I have combed through the pleadings in HCCC No. 145 of 2008. In paragraph 6 of the plaint the plaintiff makes this startling revelation:- “… the plaintiff and his then neighbour, the late Peter Orumoi Ole Meluo (deceased) were and still are adjoining neighbours and share a common boundary, despite the fact that both of them having since subdivided their respective parcels of land and conveyed a portion thereof to certain third parties…” Nowhere in the plaint does he ever claim to be a neighbour of the defendants much as they were not parties to the suit. This pleading adds credence to the defendant’s assertion that they do not share a common boundary. So that even though this was a boundary dispute, it has no basis at all. In its defence, Mubiro Limited in paragraph 14 thereof of its defence has pleaded that it had no dispute whatsoever with the estate of the deceased as his land was within the boundaries demarcated pursuant to the mutation and Rim of 1990. This pleading goes further to confirm the defendants’ position as regards the boundary.
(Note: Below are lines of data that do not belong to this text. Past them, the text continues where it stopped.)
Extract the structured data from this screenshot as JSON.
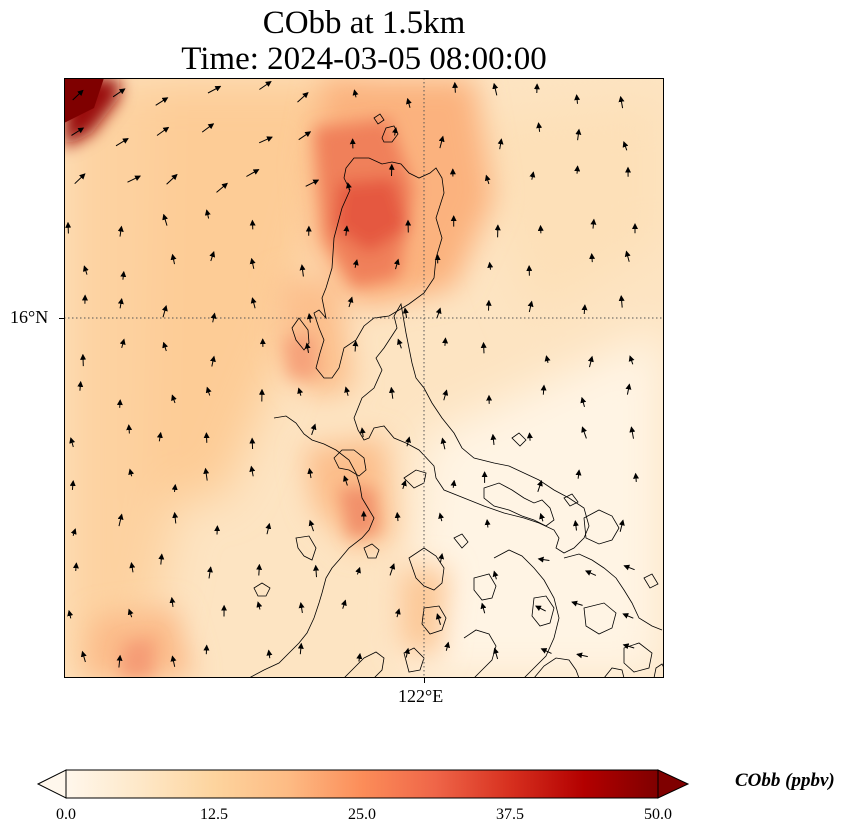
{
  "title": {
    "line1": "CObb at 1.5km",
    "line2": "Time: 2024-03-05 08:00:00"
  },
  "axes": {
    "lat_label": "16°N",
    "lon_label": "122°E"
  },
  "colorbar": {
    "label": "CObb (ppbv)",
    "ticks": [
      "0.0",
      "12.5",
      "25.0",
      "37.5",
      "50.0"
    ],
    "min": 0,
    "max": 50,
    "extend": "both",
    "colormap": "OrRd",
    "colors": [
      "#fff7ec",
      "#fee8c8",
      "#fdd49e",
      "#fdbb84",
      "#fc8d59",
      "#ef6548",
      "#d7301f",
      "#b30000",
      "#7f0000"
    ]
  },
  "map": {
    "gridlines": "dotted",
    "field": "CObb",
    "wind_vectors": true
  }
}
Thereafter, the plaintiff makes similar allegations against the defendant in that case as he has made in the instant case. Nonetheless it is instructive that in the Mubiro’s case, the plaintiff asserted that it was Mubiro Ltd and not the defendants who had allegedly, fraudulently, illegally and unlawfully procured or amended and changed the boundary between land parcel numbers 254 and 255, thereby reducing the size of his 254. He has made similar allegations against the defendant. I think that the plaintiff is unfairly enlisting the assistance of this court on his fishing expedition that has embarked on. That is not the role of courts. Courts listen to disputes that are condensed. It cannot use its valuable judicial time to assist a party who does not know who the real defendants ought to be and the cause of action. The plaintiff herein is hoping from one defendant to another in the hope that along the way he will strike the proper defendant and cause of action. That is what is called an abuse of the process of court.
This suit relates to HCCC No. 145 of 2008 in all material particulars save for the defendants. Based on the pleadings I the earlier case, Lenaola, J, felt that the dispute pointed to one issue, an existing boundary dispute. The pleadings in the said case, as I have already held, are similar with the instant case. Accordingly, what are confronted with is a boundary dispute of the parties.
Section 21of the then Registered Land Act provide interalia;-
“21(1)…
21(2) where any uncertainty or dispute arises as to the position of any boundary, the Registrar, on the application of any interested party, shall, on such evidence as the Registrar considers relevant, determine and indicate the position of the uncertain or disputed boundary.
21(3) where the registrar exercises the power conferred by subsection (2, he shall make a note to that effect on the registry map and in the register and shall file such plan or description as may be necessary to record his decision.
21(4)…
21(5)…
From the foregoing, it is clear that disputes regarding boundaries rested solely with the Registrar and this court then had no business entertaining such dispute. See also Wamutu vs Kiarie [1982] KLR 480.
I am in total agreement with conclusions reached by Lenaola,J in the case aforesaid. They are applicable too in this case. The inescapable conclusion is that this court had no jurisdiction to entertain the suit when it was filed. Accordingly the suit is strike out with costs to the defendants.
RULING DATED, SIGNEDand DELIVERED at MACHAKOSthis 15TH day OCTOBER, 2012.